Lampert: Another question that has come up from customers has to do with the added value of getting support directly from HP. It was partly addressed during the presentation we just gave. First of all, VMware does have a fine support organization. I have a couple of friends who work in VMware Support, and they do a good job of supporting their product.

HP, in addition to a similar level of expertise in the product, also offers our expertise in HP hardware, especially if you have systems based on HP Blades. The infrastructure behind that often is tied very closely to the performance and availability of your ESX host. So when you call us, you will have not only someone who is very familiar with the VMware product, but also is familiar with the HP hardware and able to pull in the proper resourced results, problems you might encounter with running vSphere on HP hardware especially.
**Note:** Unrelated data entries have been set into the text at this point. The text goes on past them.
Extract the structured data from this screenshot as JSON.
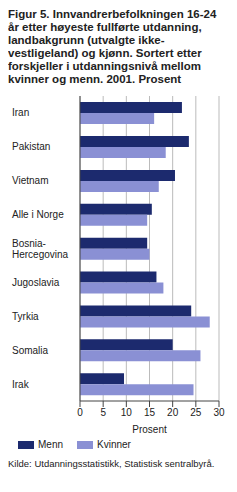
{
  "chart_data": {
    "type": "bar",
    "orientation": "horizontal",
    "title": "Figur 5. Innvandrerbefolkningen 16-24 år etter  høyeste fullførte utdanning, landbakgrunn (utvalgte ikke-vestligeland) og kjønn. Sortert etter forskjeller i utdanningsnivå mellom kvinner og menn. 2001. Prosent",
    "source": "Kilde: Utdanningsstatistikk, Statistisk sentralbyrå.",
    "x_label": "Prosent",
    "categories": [
      "Iran",
      "Pakistan",
      "Vietnam",
      "Alle i Norge",
      "Bosnia-Hercegovina",
      "Jugoslavia",
      "Tyrkia",
      "Somalia",
      "Irak"
    ],
    "series": [
      {
        "name": "Menn",
        "color": "#1c2a6e",
        "values": [
          22,
          23.5,
          20.5,
          15.5,
          14.5,
          16.5,
          24,
          20,
          9.5
        ]
      },
      {
        "name": "Kvinner",
        "color": "#8a90d4",
        "values": [
          16,
          18.5,
          17,
          14.5,
          15,
          18,
          28,
          26,
          24.5
        ]
      }
    ],
    "xlim": [
      0,
      30
    ],
    "xticks": [
      0,
      5,
      10,
      15,
      20,
      25,
      30
    ],
    "grid": true,
    "legend": "bottom"
  }
}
In addition to that, we have a partnership agreement with VMware, and when you call in for support through HP, you're getting that same level of service when we have to go to VMware to get answers to questions or fixes.
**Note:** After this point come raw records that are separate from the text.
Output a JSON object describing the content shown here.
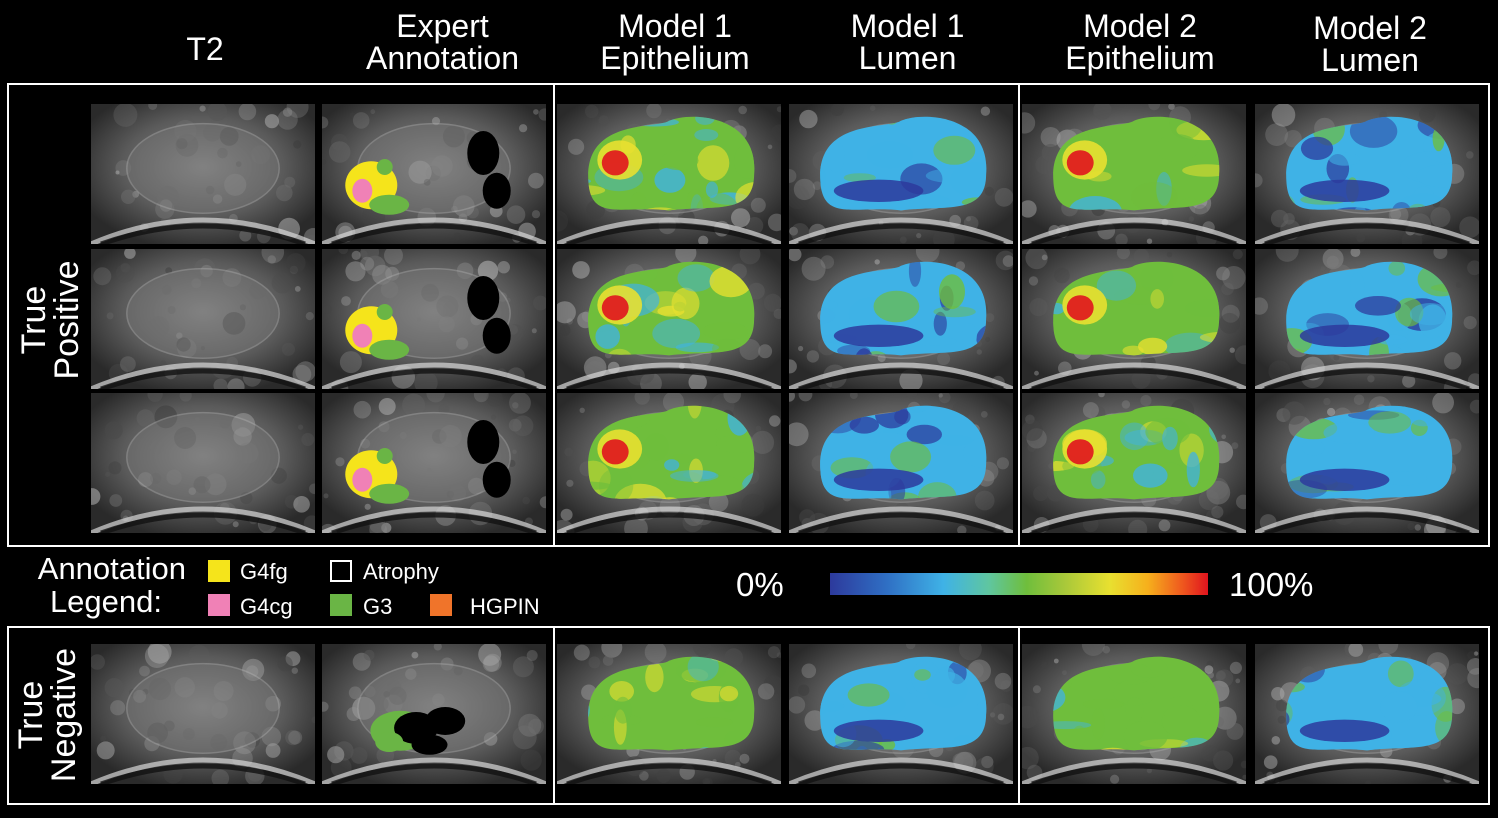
{
  "columns": [
    {
      "line1": "T2",
      "line2": ""
    },
    {
      "line1": "Expert",
      "line2": "Annotation"
    },
    {
      "line1": "Model 1",
      "line2": "Epithelium"
    },
    {
      "line1": "Model 1",
      "line2": "Lumen"
    },
    {
      "line1": "Model 2",
      "line2": "Epithelium"
    },
    {
      "line1": "Model 2",
      "line2": "Lumen"
    }
  ],
  "row_labels": {
    "true_positive": {
      "line1": "True",
      "line2": "Positive"
    },
    "true_negative": {
      "line1": "True",
      "line2": "Negative"
    }
  },
  "legend": {
    "title_line1": "Annotation",
    "title_line2": "Legend:",
    "items": [
      {
        "label": "G4fg",
        "color": "#f5e41b"
      },
      {
        "label": "Atrophy",
        "color": "#000000"
      },
      {
        "label": "G4cg",
        "color": "#f081b6"
      },
      {
        "label": "G3",
        "color": "#6ab545"
      },
      {
        "label": "HGPIN",
        "color": "#f0742a"
      }
    ]
  },
  "colorbar": {
    "min_label": "0%",
    "max_label": "100%",
    "colors": [
      "#2d3a9c",
      "#3fb2e6",
      "#6fbe3c",
      "#e8e030",
      "#e0141e"
    ]
  }
}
One other question that has come up is about our lab ability to reproduce problems. We have two global labs, one in India and one in the United States. We have several static vSphere cluster configurations with a number of different types of servers already in those configurations, and the ability, when needed, to add specific models, if there is a problem that’s specific to a particular Blade or rack-mounted server model, or a particular card or something like that. So we're quite able to reproduce most problems that come in. We even have some Dell and IBM equipment in our lab also.

Gardner: What other issues are users grappling with?

Reddy: One question I can answer is how to troubleshoot server crashes. When something goes wrong in ESX, we call it the "Purple Screen of Death." Often, these are results of hardware failure, but we still need to rule out the software. So we collect all the logs, and look at it to see if it's a software issue. If it's not a software issue, then we engage the hardware team to see how we can get to the root cause and fix the issue.

Lampert: To dovetail with Sumithra’s comment there, one of the questions I get frequently is what to do if you don’t have a dump. Say the host hangs, and that seems to be almost more common than the Purple Screen of Death. Some customers are't aware that through HP’s Integrated Lights-Out Management, there is the ability to generate a non-maskable interrupt (NMI) just by pressing a button, and by saving a certain environment variable ahead of time in your ESX host.

KB article

There is a KB article on this, by the way, if you just search on NMI and core dumping in VMware. But with that setup, you can force a dump while a system is in a hung state, and that will assist us usually in troubleshooting and isolating what caused the hang, whether it be hardware or a problem with the ESX host software.

One question that came up ahead of time is what HP suggests as far as getting a handle on our inventory of VMs? I happened to be involved in field testing some new tools from HP that will be available in January and February regarding vSphere.

One of them is a Holistic Blade and Firmware Analysis that takes into account the VMware environment on our Blade systems which we are working on having ready soon. We have just completed field tests.

And the second is a really nifty Inventory Report HP has just put together. We're just completing field tests on that now. It will be available soon. Basically, we install a small Perl script in the customer environment on any machine that has access to the vCenter host and has a vSphere CLI installed.

This Perl Script crawls through the VMware environment and builds an XML file, which we then feed into a report generator here at HP. This can be used for us to gather information on customers, so we have ahead of time a clear picture of the environment. But also it will be sold as a service to customers.

The report is really quite nice, with all sorts of charts and showing availability of machines and availability of memory and also disk space. It's a very nice report.